The Gristmill blog has a good summary of the main action points of the “Transition to Green” report. The Natural Resources Defence Council’s (NRDC – one of the organisations behind the report) blog explains the sense of urgency behind this unusual coalition and the policy document they agreed on.
I hope we can bring our own European social, development and environmental NGOs together around a similar policy recommendation report before next year’s European Parliament election. Anyone who wants to take the lead, let me know.
Poznan summit: the King has no clothes
Next week’s COP-14 meeting in Poland is likely to go down in history as the top where the European Union’s self-proclaimed global leadership on climate and energy policy got sacrificed on the altar of economic growth fundamentalism.
With Poland and most of the new EU member states in opposition and their unholy alliance with Berlusconi’s “little Italy” and Merkel’s “Germany Inc”, it seems clear that the EU will have difficulties speaking with one voice during the Poznan meeting.

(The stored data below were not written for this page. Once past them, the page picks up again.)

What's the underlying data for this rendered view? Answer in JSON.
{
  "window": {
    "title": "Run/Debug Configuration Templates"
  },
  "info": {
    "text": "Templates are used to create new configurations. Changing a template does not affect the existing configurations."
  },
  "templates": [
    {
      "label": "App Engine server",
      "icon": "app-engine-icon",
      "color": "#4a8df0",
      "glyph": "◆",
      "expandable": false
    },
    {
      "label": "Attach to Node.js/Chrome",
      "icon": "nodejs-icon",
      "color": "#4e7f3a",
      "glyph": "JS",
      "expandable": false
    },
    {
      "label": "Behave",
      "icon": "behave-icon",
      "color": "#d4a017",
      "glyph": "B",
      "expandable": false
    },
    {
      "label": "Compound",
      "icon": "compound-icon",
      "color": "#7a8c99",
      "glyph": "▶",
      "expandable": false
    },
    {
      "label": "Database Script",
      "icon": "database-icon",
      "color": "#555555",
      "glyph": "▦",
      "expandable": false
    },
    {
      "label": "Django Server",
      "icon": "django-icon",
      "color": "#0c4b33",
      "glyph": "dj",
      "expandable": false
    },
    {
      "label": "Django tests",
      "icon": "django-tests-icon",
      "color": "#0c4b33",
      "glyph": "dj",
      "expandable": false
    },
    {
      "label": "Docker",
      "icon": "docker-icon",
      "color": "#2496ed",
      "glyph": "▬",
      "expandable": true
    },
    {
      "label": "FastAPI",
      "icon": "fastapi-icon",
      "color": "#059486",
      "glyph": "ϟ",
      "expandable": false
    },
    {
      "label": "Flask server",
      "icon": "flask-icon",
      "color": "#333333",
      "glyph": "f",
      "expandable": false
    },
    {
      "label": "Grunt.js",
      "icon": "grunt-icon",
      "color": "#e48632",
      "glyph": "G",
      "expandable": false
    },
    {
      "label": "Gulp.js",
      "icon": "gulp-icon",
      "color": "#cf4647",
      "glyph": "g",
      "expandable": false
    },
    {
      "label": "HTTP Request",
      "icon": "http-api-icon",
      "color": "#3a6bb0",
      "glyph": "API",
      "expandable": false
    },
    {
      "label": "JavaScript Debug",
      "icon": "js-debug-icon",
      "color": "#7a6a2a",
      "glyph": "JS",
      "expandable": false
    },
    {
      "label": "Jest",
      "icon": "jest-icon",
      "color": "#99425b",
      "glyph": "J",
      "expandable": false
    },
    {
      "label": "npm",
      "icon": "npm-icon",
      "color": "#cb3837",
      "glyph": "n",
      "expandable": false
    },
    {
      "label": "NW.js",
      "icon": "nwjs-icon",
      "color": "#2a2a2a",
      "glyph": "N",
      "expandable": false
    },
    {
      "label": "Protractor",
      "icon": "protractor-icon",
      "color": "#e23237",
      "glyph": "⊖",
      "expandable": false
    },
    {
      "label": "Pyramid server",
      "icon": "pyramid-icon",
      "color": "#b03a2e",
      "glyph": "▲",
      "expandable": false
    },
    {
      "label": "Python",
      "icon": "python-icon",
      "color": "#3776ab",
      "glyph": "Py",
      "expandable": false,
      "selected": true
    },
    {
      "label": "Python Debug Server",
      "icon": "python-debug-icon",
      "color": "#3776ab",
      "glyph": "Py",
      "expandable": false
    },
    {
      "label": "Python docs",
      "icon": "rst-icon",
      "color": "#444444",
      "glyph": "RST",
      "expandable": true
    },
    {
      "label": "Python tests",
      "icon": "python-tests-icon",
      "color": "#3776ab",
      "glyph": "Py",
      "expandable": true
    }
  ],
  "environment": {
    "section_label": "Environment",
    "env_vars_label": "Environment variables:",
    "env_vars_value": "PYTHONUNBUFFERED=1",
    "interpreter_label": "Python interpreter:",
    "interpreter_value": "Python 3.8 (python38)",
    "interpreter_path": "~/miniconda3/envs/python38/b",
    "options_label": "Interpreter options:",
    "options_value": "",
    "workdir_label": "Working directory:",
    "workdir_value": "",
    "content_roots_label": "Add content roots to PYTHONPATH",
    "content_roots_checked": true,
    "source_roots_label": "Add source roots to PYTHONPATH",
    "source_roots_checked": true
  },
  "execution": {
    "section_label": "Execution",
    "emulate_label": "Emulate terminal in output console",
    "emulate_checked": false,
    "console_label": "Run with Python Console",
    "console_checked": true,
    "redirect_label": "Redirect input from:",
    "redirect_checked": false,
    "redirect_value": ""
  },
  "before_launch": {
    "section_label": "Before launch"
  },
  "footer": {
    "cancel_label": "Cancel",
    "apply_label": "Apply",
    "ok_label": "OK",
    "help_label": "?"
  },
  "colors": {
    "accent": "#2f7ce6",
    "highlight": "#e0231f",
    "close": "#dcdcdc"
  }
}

Moreover, the latest French “compromise” on the climate-energy package is no more and no less than a wonderful Christmas bag of gifts for the European coal-power utilities and the energy-intensive sectors. In effect, it will definitively bury Europe’s “ambitious” climate plans.
And what are countries like China and India to think when even the rich industrial countries start backtracking on their grand promises for a post-carbon future now that the financial crisis (which was partially caused by our carbon addiction) has hijacked the short-term political agenda? At least the lame-duck Bush administration can be expected to stick to its traditional role in Poznan and Obama’s diplomatic delegation is likely to keep a low-profile as long as the President-elect is not fully in power.

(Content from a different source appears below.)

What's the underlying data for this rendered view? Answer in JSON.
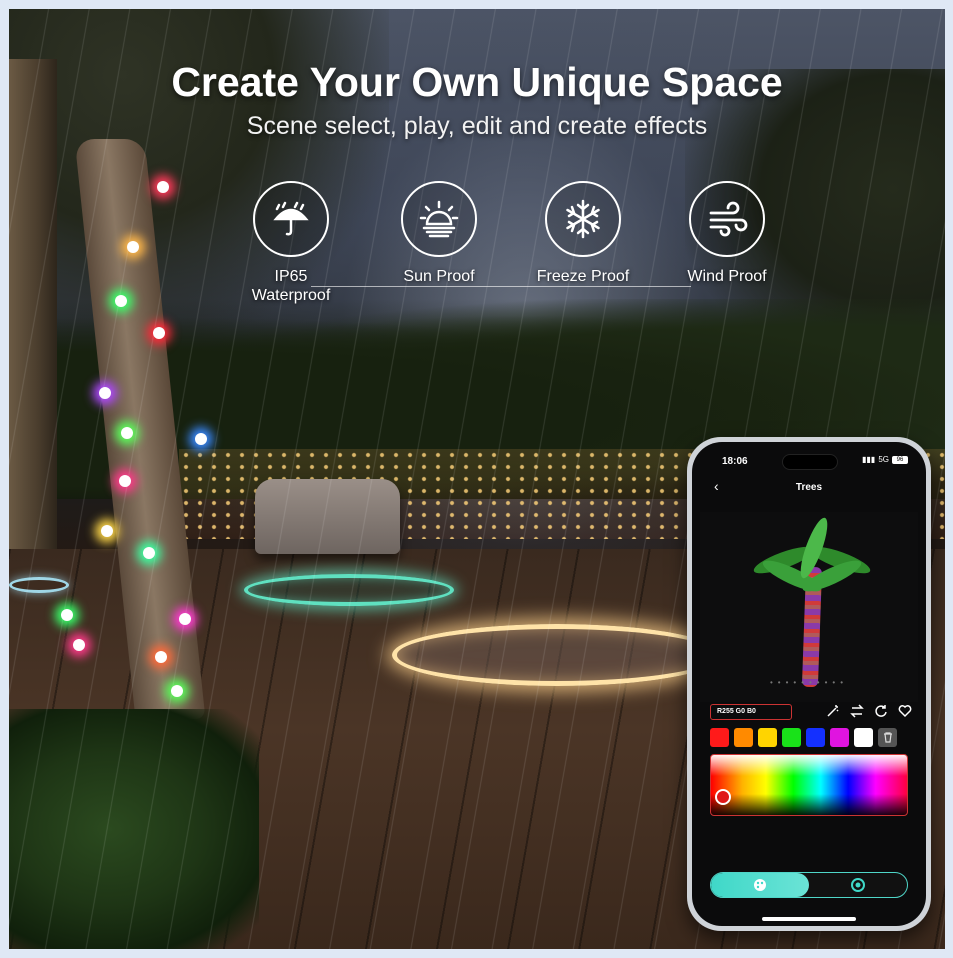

So, will Poznan be a complete failure? Probably not, as the diplomatic circus has become very sophisticated at producing hollow rhetorical declarations where every country can find its little treat.
And exactly THAT is possibly the biggest danger. I would rather see a total failure of Poznan than a non-text which all government delegations will be able to spin as their victory.
Once the whole world will have seen that the EU (“the King”) is naked, it is time for a regime change. Let’s put our hopes for the post-carbon future in the Obama Presidency, although it may also take him a few years to push through his new climate policies. As for the EU, it will have proven that it has become part of the problem, not part of the solution.
EU climate lead in peril
For how long will the EU’s self-acclaimed “climate leadership” survive the Obama revolution? Could a “green” Obama administration pose a bigger challenge to the EU’s climate credentials than the temporary backlash of the financial crisis? Who will win the race for the new “eco-competitiveness”?
These questions are hard to answer for the moment but there are two trends which might tell us where the future of green policies is heading. On the one hand, there is the climate “counterrevolution” which we can now observe in the European Union against the Commission’s climate and energy package, led by the new EU member states (who never had a green revolution in the first place or strong environmental movements). On the other hand, the momentum for change in the US which could lead to a new “Green Deal” which would see the US take over the climate/energy leadership banner from the EU.
One example: one of the most interesting developments coming out of the Obama transition news in the US, is the likelihood of a new Energy Security Council or a Climate and Energy Council.
The EU commission officials who are these days starting to prepare the blueprint for the post-2009 EU commission should keep their eyes on these developments. The EU post-2009 could do with an integration of the three portfolios of energy-environment-economy (the 3Es). The Lisbon agenda should be shelved and replaced with a new project: to prepare Europe for the hard transition from a world without limits to the future resource-constrained one-Planet global economy. Yes, we can.